I am retired, two grown sons, four grandkids. Married to Arlene for over 20 years. I was a professor of Mathematics at Ohio University (1983-1998), professor/lecturer of Computer Science at UC Santa Barbara (1998-2009), and owner of my casino consulting business Jacobson Gaming (2005-2017). I retired in 2017.

Mostly I try and find ways to volunteer. I volunteer at the community access TV station (TVSB) as a producer & director, I hang out just a bit with the poetry community, with the “VIPs” (volunteers in policing), and until recently a docent for elephants at our local zoo (sadly, the last elephant passed away last year).

My hobbies include playing music (lately, Irish tunes on the fiddle), writing poetry and playing and watching chess. Okay — watching chess is a guaranteed time waster, but the very best chess in the history of the universe is being played by the latest computer programs. It’s just fun.

In my spare I’net time, I watch YouTube videos about geeky things — like physics, math, computer stuff, etc. That part of my life is still there at some level. Check out the Numberphile and PBS Space Time channels.

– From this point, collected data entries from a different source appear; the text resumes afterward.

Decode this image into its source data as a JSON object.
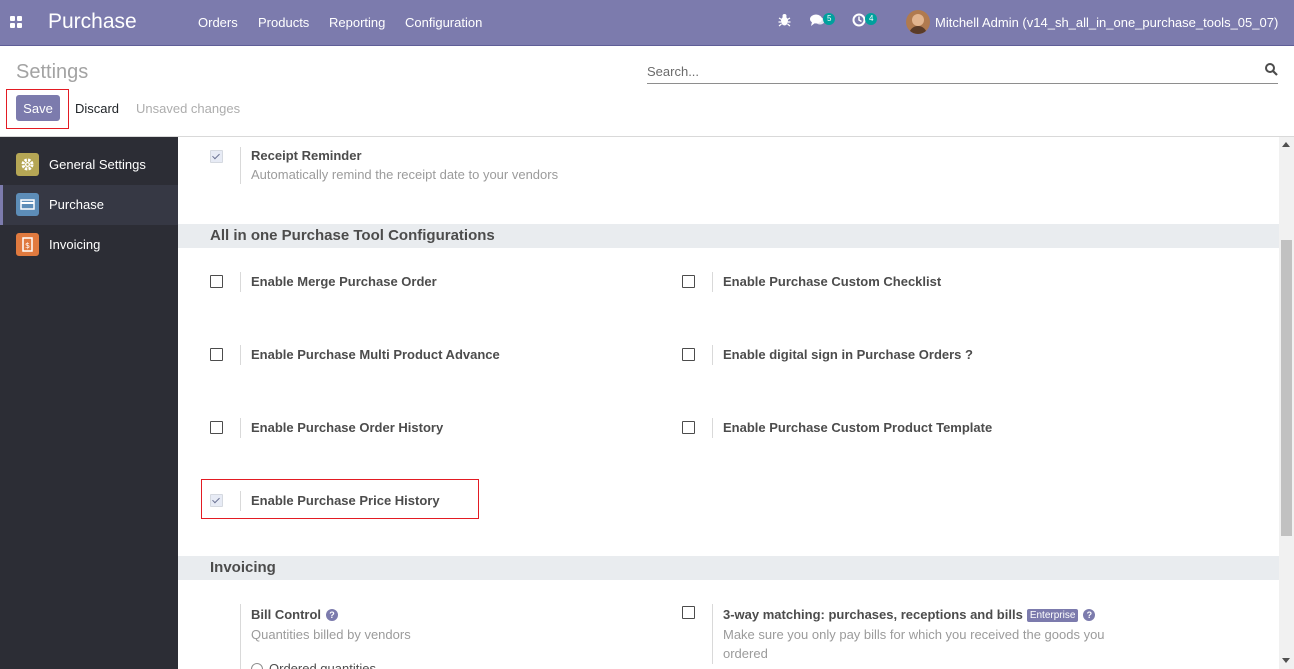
{
  "navbar": {
    "app_title": "Purchase",
    "menu": [
      "Orders",
      "Products",
      "Reporting",
      "Configuration"
    ],
    "messages_count": "5",
    "activities_count": "4",
    "user": "Mitchell Admin (v14_sh_all_in_one_purchase_tools_05_07)",
    "bg_color": "#7c7bad"
  },
  "control_panel": {
    "title": "Settings",
    "search_placeholder": "Search...",
    "save_label": "Save",
    "discard_label": "Discard",
    "status": "Unsaved changes"
  },
  "sidebar": {
    "items": [
      {
        "label": "General Settings",
        "icon": "gear-icon",
        "color": "#b5a655"
      },
      {
        "label": "Purchase",
        "icon": "purchase-card-icon",
        "color": "#5d8db8"
      },
      {
        "label": "Invoicing",
        "icon": "invoice-icon",
        "color": "#e07a3f"
      }
    ]
  },
  "content": {
    "receipt_reminder": {
      "title": "Receipt Reminder",
      "description": "Automatically remind the receipt date to your vendors",
      "checked": true
    },
    "tools_section": {
      "title": "All in one Purchase Tool Configurations",
      "settings": [
        {
          "label": "Enable Merge Purchase Order",
          "checked": false
        },
        {
          "label": "Enable Purchase Custom Checklist",
          "checked": false
        },
        {
          "label": "Enable Purchase Multi Product Advance",
          "checked": false
        },
        {
          "label": "Enable digital sign in Purchase Orders ?",
          "checked": false
        },
        {
          "label": "Enable Purchase Order History",
          "checked": false
        },
        {
          "label": "Enable Purchase Custom Product Template",
          "checked": false
        },
        {
          "label": "Enable Purchase Price History",
          "checked": true
        }
      ]
    },
    "invoicing_section": {
      "title": "Invoicing",
      "bill_control": {
        "title": "Bill Control",
        "description": "Quantities billed by vendors",
        "option": "Ordered quantities"
      },
      "three_way": {
        "title": "3-way matching: purchases, receptions and bills",
        "badge": "Enterprise",
        "description": "Make sure you only pay bills for which you received the goods you ordered",
        "checked": false
      }
    }
  }
}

My most significant professional accomplishment seems to be the third book I wrote, on methods to beat just about every casino game and promotion. I just re-listed it after taking it down in 2017. And surprise, I was just informed that I will be given a Lifetime Achievement Award at the World Game Protection Conference in Las Vegas in March, 2020.

Book Cover

Poetry inhabits a place of uncertainty. The reader’s attention, forced beyond the apparent intention of the words, words written, remembered, overheard, resonant with levels of metaphors, describing events real and imagined, sourced from inside the deep well of associations, attempts to reassemble disconnected components into an uncompromisingly pronounced truth. Published poet Eliot Jacobson, Ph.D., shares such poems in this volume.

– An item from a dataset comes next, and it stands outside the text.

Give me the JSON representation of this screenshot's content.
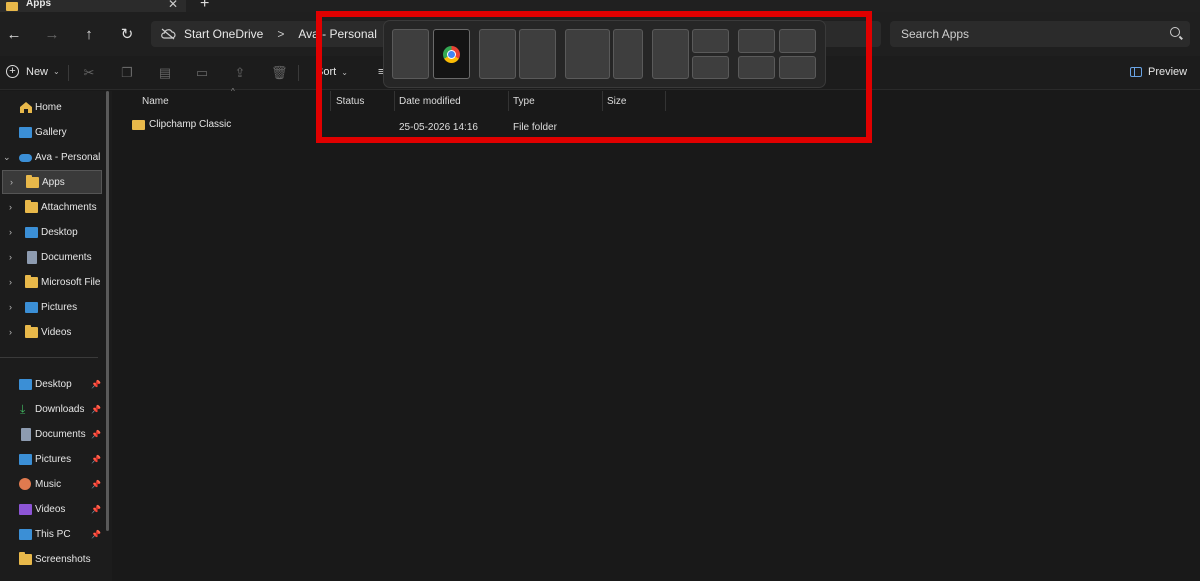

The author inhabits the shared suffering, the neurosis of disconnection that is ruining modern humanity. He describes a world that sucks meaning out of trivialities while shirking from the uncompromising language and truth of numbers, the description of what is. The author attacks this disconnection in poems that range from personal relationships to politics and to the accelerating failure of the planet and its ecosystems. His poems speak from and of the degrading genetic material of life on this sacred and lonely planet.